PERÍCIA

Laudo aponta que manutenção inadequada de enceradeira causou morte por choque em Goiânia

Empresa responsável pelo aluguel do equipamento usado durante o acidente entrou na mira da Polícia Civil de Goiás

Laudo aponta que manutenção inadequada e corte de aterramento causaram morte por choque em Goiânia
Laudo aponta que manutenção inadequada e corte de aterramento causaram morte por choque em Goiânia (Foto: Reprodução - SPTC)

Laudo da Superintendência da Polícia Técnico-Científica (SPTC) indicou que a morte de um homem de 43 anos, eletrocutado enquanto lavava a piscina de sua casa, em Goiânia, com uma enceradeira alugada, ocorreu devido à manutenção inadequada do equipamento, bem como do corte do cabo de aterramento e substituição do plugue original.
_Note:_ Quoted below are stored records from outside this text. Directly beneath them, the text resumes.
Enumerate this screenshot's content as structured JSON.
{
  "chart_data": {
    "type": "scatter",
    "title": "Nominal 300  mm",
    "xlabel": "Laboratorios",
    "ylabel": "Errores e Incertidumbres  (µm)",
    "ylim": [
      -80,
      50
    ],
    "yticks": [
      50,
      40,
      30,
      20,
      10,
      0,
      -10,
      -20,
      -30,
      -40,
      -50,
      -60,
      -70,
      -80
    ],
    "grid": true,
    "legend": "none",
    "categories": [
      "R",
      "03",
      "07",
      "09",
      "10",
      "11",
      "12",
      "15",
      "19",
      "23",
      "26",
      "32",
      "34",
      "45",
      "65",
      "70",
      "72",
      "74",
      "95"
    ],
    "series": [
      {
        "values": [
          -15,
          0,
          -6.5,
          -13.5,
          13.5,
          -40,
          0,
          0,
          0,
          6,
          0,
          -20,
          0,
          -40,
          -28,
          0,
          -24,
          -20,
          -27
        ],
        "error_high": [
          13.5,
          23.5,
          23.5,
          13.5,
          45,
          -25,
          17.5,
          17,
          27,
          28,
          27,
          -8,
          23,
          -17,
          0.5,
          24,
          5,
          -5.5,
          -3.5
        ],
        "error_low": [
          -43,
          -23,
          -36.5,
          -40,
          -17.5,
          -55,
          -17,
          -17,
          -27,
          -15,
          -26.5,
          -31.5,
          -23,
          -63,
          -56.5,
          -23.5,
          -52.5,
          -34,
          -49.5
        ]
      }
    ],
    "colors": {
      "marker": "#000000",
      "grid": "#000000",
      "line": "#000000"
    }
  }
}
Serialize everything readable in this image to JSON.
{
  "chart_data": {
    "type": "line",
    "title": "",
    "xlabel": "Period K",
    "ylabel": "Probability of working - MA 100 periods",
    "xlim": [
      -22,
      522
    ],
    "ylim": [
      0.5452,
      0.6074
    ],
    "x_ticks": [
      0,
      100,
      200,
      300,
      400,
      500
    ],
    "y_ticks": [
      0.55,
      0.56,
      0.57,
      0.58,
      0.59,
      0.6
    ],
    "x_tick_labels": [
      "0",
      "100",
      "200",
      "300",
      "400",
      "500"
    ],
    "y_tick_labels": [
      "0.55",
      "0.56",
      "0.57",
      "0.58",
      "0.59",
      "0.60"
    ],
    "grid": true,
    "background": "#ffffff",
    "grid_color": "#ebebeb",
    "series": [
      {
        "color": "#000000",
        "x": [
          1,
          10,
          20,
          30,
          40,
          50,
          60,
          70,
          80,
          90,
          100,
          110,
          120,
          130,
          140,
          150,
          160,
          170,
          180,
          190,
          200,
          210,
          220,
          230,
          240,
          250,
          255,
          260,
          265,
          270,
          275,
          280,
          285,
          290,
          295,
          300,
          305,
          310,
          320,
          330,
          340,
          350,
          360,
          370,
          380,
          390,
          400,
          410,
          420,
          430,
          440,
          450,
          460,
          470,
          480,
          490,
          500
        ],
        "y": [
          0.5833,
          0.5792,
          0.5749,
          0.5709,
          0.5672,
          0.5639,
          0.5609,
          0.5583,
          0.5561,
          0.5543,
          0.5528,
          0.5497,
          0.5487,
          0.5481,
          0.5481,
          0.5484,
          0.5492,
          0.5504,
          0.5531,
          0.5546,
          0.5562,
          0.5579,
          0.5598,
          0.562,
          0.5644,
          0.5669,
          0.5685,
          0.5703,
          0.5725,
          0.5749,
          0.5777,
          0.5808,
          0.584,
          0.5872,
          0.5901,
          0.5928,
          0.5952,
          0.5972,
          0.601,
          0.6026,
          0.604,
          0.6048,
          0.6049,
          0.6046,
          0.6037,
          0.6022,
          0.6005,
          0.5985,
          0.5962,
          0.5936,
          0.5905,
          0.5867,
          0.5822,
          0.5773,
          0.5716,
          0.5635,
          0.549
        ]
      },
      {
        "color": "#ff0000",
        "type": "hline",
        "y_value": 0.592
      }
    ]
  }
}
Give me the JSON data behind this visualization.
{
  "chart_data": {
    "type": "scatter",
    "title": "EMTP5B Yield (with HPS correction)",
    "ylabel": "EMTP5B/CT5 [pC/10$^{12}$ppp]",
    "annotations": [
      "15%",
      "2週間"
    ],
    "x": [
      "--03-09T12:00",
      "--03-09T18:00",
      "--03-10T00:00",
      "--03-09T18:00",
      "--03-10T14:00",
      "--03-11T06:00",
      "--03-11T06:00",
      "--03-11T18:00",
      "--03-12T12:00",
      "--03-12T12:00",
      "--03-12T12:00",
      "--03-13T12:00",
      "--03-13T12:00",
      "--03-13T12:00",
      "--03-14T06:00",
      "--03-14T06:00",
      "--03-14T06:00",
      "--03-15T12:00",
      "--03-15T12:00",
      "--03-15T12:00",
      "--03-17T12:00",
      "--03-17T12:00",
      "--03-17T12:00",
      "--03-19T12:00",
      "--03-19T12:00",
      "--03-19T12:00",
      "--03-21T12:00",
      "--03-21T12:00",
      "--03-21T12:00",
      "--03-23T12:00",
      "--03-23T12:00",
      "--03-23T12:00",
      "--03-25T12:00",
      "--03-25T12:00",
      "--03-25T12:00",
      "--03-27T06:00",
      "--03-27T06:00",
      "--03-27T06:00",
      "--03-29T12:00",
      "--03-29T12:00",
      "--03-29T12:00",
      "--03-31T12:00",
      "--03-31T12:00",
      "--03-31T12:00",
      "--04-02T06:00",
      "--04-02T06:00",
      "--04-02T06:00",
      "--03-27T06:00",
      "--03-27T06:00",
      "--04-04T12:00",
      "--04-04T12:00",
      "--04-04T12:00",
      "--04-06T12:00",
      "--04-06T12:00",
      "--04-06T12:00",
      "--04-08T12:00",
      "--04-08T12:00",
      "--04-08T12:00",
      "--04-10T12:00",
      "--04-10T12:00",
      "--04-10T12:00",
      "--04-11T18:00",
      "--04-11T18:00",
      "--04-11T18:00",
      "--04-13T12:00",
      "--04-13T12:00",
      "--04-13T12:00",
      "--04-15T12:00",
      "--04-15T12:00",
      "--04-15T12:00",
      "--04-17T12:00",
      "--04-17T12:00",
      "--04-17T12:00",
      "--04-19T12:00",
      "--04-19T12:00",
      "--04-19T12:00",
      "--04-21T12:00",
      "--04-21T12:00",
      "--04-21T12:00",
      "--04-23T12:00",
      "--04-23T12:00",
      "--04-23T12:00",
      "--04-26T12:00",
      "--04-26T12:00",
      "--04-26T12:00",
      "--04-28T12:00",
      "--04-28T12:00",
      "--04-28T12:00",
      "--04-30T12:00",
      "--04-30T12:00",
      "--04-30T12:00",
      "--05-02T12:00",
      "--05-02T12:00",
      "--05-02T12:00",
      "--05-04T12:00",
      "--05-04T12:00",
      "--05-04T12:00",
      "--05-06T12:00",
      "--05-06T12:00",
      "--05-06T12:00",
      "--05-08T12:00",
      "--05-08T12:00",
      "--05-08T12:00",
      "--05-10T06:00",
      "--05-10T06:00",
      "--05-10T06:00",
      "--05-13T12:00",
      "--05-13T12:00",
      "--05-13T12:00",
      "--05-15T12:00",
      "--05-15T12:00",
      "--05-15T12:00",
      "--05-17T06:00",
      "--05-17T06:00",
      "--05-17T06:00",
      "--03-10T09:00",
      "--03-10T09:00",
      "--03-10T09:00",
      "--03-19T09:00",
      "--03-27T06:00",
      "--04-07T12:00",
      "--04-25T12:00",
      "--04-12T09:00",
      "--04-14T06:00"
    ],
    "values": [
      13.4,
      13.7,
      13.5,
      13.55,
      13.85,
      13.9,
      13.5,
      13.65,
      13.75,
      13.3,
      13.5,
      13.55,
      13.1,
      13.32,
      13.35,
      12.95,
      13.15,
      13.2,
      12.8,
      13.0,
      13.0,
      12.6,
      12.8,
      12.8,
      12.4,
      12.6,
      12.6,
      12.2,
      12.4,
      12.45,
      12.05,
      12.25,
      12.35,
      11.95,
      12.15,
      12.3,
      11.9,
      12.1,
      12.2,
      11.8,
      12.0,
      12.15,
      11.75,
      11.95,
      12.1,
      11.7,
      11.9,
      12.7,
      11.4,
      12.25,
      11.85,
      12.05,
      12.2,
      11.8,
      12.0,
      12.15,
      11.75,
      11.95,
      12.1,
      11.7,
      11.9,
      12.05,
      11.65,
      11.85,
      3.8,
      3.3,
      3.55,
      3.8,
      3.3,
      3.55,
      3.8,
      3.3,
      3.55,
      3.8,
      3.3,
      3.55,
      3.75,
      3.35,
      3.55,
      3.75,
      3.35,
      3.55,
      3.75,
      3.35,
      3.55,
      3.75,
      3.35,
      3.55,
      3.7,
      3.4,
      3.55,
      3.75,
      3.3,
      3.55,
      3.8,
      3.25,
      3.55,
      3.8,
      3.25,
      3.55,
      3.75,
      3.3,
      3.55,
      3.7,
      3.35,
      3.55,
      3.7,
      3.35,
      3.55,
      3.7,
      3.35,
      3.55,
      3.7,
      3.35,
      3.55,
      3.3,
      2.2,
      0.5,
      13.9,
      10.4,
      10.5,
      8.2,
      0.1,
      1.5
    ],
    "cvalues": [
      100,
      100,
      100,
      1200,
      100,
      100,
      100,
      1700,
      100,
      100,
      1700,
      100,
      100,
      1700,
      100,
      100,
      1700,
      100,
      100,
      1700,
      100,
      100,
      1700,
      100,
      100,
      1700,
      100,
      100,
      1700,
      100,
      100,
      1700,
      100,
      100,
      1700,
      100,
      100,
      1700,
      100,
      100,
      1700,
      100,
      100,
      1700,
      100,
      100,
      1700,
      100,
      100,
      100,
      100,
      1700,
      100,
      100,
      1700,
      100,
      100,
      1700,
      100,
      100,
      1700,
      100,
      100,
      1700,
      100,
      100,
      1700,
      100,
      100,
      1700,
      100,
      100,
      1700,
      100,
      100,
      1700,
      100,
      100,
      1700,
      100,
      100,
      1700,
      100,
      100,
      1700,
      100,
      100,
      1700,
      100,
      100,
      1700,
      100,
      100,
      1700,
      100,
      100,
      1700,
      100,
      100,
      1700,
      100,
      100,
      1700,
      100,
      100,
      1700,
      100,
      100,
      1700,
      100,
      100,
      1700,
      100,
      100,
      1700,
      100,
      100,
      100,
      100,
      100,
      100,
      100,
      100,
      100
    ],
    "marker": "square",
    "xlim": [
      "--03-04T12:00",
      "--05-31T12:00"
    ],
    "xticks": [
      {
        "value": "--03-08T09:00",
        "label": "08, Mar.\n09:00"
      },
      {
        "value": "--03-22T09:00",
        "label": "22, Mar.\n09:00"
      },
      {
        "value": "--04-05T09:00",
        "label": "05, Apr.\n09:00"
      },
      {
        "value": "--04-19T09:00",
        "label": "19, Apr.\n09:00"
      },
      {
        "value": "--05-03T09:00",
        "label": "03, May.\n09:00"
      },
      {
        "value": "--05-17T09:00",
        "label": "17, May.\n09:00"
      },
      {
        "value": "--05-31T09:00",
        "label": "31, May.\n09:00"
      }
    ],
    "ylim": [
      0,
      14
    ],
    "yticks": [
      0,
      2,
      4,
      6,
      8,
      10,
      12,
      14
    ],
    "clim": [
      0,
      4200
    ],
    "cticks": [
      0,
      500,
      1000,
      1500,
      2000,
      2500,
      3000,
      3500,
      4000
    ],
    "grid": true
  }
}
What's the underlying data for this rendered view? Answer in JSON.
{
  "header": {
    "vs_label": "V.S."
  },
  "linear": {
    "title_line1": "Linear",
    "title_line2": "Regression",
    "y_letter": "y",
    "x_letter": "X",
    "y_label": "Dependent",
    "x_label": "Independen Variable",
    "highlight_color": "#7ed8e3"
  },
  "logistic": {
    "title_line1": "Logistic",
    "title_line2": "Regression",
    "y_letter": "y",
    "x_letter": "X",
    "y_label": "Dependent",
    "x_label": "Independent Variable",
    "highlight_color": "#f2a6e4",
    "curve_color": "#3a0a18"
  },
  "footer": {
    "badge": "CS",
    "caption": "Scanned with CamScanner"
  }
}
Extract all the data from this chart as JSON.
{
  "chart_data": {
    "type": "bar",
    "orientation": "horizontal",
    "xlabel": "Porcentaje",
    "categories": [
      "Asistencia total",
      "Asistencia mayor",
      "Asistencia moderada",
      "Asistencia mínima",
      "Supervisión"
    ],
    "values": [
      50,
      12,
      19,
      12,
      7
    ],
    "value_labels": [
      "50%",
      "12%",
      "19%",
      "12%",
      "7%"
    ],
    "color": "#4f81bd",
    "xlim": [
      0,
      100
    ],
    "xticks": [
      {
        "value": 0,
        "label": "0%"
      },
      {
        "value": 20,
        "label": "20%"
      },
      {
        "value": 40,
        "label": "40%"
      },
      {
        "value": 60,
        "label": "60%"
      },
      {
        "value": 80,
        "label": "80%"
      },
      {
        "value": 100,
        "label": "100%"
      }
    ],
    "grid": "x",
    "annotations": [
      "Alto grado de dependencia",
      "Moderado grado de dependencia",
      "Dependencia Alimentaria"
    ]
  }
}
O óbito ocorreu em 1º de novembro de 2025 e a empresa responsável pelo aluguel entrou na mira da Polícia Civil de Goiás (PCGO).

“A vítima sofreu uma descarga elétrica devido ao contato com a superfície externa da enceradeira. A falha que provocou esta energização foi produzida por uma manutenção inadequada da enceradeira, permitindo que a camada de isolamento feita em uma emenda de cabos elétricos se soltasse, expondo os elementos condutivos dos cabos, os quais entraram em contato com a carcaça do equipamento, energizando toda a superfície externa da enceradeira”, detalha trecho da conclusão da perícia.

“Além dessa falha, ressalta-se que a energização permaneceu na carcaça do equipamento devido à supressão do sistema de aterramento de proteção da enceradeira. Tal supressão foi produzida deliberadamente pelo corte do cabo de aterramento no interior do compartimento de ligação elétrica da enceradeira e pela substituição do plugue original por um plugue com apenas dois pinos, isto é, sem a presença de aterramento de proteção”, continua.

Inclusive, o laudo reforça que, apesar da falha, o equipamento continuou a funcionar. Informou, ainda, que uma “emenda feita entre um dos cabos de alimentação do equipamento com um dos cabos do motor do equipamento”, por meio de fita isolante, se soltou.

A residência, inclusive, possuía sistema de aterramento disponível. “Dessa forma, caso a enceradeira estivesse com o aterramento de proteção em funcionamento, como é exigido pela norma de equipamentos, a energia teria desligado antes do contato da vítima com o equipamento energizado.”

O Mais Goiás noticiou, na terça-feira (27), com exclusividade, que a empresa foi alvo de uma operação. Inicialmente, a corporação apurava o óbito como morte acidental, mas perícias realizadas no equipamento apontaram falhas técnicas e irregularidades de segurança, como a exposição de fios – fato que fez com que a empresa passasse a ser investigada por homicídio culposo.

“A enceradeira havia sido alugada no mesmo dia e, segundo o laudo pericial, estava com a retirada proposital do sistema de aterramento, que é justamente o mecanismo que impede que a parte metálica do equipamento fique energizada. Com isso, a carcaça da máquina ficou eletrificada”, afirmou o delegado Alex Rodrigues.

“Diante dessas conclusões, a Polícia Civil instaurou inquérito por homicídio culposo, para apurar a responsabilidade dos responsáveis pela empresa que colocou em circulação um equipamento sem condições mínimas de segurança. É um caso que chama atenção porque revela um risco invisível, que é um equipamento aparentemente comum, mas que, por falha técnica, acabou se transformando em uma armadilha fatal”, concluiu.